Новое восхитительное ощущение свободы так вскружило Баранову голову, что он даже решился нарисовать ню, очень розовую и толстомясую, разумеется, по памяти. Но Анна, к тому времени ее взяли на работу в многотиражный информационно-публицистический журнал как специалиста по коммунизму и нацизму, в этой ситуации повела себя очень круто. Ножом для резки хлеба разобралась с картиной, а потом уволила кухарку, розовощекую, крепко сбитую девушку-чешку, несмотря на то что та, пытаясь сохранить за собой работу, пошла к уважаемому гинекологу, который подтвердил ее девственность.

В Америке, где мужчины давно привыкли слушать женщин и где коллеги как завороженные внимали бурлящему словесному потоку, срывающемуся с губ Анны, к ней пришел успех, в сравнении с которым ее европейские достижения казались каплей в море. К окончанию войны главный редактор журнала, в котором она работала, передал в ее ведение отделы политики, медицины для женщин, моды, книг и, разумеется, воспитания подрастающего поколения. Анна даже пристроила в журнал Суварнина, рецензентом кинофильмов. Он писал рецензии до осени сорок седьмого года, пока практически не ослеп.

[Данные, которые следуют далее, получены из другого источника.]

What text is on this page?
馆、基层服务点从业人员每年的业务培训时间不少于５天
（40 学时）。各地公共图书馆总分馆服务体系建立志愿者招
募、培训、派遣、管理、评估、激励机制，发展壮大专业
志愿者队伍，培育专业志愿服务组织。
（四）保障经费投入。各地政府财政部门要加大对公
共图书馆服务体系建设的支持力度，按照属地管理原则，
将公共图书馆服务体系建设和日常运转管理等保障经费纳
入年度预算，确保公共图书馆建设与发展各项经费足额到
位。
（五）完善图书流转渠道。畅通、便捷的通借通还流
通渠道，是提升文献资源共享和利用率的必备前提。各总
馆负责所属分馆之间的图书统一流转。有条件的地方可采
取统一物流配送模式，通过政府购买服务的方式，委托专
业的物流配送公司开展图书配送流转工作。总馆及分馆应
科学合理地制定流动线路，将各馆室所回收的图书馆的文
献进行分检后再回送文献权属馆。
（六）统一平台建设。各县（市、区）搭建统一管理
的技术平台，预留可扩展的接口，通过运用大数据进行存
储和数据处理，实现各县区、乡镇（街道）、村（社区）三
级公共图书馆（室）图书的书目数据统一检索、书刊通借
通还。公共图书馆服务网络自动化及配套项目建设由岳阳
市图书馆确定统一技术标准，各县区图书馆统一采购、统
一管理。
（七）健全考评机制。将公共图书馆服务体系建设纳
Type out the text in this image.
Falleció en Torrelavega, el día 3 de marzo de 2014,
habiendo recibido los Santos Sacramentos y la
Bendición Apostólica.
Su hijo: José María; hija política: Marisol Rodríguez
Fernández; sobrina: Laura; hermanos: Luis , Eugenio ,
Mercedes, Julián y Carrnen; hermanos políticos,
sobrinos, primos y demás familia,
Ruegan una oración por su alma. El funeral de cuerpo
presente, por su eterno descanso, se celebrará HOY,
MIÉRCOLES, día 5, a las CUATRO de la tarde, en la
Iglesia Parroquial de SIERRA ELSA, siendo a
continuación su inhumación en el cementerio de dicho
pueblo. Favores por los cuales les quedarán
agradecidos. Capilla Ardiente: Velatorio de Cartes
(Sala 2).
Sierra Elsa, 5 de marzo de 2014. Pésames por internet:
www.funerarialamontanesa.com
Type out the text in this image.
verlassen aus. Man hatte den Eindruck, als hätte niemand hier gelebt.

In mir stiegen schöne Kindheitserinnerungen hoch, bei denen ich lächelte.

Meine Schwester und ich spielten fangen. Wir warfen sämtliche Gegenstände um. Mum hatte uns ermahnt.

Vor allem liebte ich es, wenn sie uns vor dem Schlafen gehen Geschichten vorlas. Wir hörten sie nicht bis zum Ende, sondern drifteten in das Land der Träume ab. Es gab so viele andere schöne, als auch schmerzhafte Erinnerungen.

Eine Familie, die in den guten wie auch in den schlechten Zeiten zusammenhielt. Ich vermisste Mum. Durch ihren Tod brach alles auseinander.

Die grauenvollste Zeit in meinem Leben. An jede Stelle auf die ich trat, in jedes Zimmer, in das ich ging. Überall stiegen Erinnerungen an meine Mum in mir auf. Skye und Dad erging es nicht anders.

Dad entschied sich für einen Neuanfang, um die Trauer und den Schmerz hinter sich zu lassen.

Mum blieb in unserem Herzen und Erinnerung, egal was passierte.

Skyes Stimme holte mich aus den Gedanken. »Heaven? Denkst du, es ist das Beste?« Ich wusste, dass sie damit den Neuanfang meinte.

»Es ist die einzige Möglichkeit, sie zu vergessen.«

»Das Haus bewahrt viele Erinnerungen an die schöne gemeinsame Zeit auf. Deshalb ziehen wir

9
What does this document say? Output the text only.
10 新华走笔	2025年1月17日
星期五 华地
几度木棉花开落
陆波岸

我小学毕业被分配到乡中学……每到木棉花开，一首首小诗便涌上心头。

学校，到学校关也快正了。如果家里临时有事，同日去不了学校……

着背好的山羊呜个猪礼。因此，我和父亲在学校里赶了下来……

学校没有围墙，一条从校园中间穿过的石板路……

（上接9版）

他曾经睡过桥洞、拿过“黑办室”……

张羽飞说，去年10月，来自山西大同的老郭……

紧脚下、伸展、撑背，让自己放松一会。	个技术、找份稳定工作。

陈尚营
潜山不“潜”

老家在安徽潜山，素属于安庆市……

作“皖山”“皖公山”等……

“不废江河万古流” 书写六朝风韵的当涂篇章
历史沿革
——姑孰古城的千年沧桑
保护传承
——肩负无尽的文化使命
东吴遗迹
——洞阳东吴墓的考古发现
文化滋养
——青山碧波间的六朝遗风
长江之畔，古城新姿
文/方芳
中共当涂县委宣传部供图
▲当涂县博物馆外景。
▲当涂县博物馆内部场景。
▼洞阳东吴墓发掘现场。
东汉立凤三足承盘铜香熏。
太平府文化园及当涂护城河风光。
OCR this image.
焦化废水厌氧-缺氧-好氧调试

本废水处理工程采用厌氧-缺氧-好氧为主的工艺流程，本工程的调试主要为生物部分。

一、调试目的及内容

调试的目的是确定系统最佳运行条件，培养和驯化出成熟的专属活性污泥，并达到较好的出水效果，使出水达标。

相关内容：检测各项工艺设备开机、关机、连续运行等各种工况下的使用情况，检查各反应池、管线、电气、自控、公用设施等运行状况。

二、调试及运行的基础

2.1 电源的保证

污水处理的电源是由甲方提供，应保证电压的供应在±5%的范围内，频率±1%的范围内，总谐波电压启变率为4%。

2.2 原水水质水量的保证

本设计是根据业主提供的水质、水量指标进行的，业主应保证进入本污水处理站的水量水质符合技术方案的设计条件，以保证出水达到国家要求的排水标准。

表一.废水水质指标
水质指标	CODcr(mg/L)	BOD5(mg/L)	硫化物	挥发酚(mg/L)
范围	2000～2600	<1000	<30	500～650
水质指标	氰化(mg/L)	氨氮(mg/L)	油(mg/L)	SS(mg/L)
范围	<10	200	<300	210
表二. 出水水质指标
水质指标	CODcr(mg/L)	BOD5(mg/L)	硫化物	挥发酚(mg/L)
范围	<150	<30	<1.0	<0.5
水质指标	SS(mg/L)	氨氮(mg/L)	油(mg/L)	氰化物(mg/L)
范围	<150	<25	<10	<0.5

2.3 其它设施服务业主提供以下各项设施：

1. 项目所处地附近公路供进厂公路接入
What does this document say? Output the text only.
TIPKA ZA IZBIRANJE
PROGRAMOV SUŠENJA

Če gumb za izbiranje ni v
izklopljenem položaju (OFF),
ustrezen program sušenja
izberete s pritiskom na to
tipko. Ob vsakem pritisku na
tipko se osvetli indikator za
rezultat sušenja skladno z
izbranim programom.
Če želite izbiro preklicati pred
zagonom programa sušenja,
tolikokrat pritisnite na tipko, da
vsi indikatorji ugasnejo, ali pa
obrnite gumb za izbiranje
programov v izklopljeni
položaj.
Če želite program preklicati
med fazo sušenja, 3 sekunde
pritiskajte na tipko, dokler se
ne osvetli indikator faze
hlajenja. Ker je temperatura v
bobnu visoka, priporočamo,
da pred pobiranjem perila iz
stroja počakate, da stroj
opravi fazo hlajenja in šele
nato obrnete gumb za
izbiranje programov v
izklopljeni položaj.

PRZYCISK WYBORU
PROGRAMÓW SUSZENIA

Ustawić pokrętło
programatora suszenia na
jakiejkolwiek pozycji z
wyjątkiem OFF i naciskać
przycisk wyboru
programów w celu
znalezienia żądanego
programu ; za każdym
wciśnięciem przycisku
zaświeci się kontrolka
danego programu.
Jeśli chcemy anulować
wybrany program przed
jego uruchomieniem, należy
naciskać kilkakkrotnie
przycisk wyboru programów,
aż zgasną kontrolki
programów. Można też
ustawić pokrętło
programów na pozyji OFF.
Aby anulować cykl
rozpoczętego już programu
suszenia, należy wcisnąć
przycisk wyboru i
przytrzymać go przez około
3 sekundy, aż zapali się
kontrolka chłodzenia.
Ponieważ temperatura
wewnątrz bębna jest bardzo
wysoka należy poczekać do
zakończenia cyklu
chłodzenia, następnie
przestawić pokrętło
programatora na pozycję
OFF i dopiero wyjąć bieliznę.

Анна стала заметной фигурой и в Вашингтоне, где многократно давала показания перед важными комиссиями конгресса по самым различным вопросам, от пересылки запрещенной литературы по почте до результативности сексуального воспитания в общеобразовательных школах нескольких северных государств. Дело дошло даже до того, что однажды младший сенатор от одного из западных штатов в лифте ущипнул ее за левую ягодицу. Само собой, Анну приглашали на бесчисленные обеды, съезды, приемы, вечеринки, и всюду ее сопровождал верный Баранов. Вначале, живя в свободной атмосфере литературно-артистической Америки, Баранов напрочь лишился молчаливости, свойственной ему в последние годы жизни в Москве. Он часто смеялся, по первой же просьбе пел старые красноармейские песни, смешивал «Манхэттены» в домах друзей, охотно участвовал в дискуссиях на самые разные темы. Но через некоторое время красноречие Баранова начало давать сбои. Пережевывая арахис, односложно отвечая на вопросы, на всех общественных мероприятиях он стоял рядом с Анной, не сводил с нее глаз, ловя каждое слово, вслушивался в ее рассуждения о великом предназначении республиканской партии, современных театральных тенденциях и сложности американской конституции. Примерно в этот период у Баранова возникли проблемы со сном. Он похудел и начал работать по ночам.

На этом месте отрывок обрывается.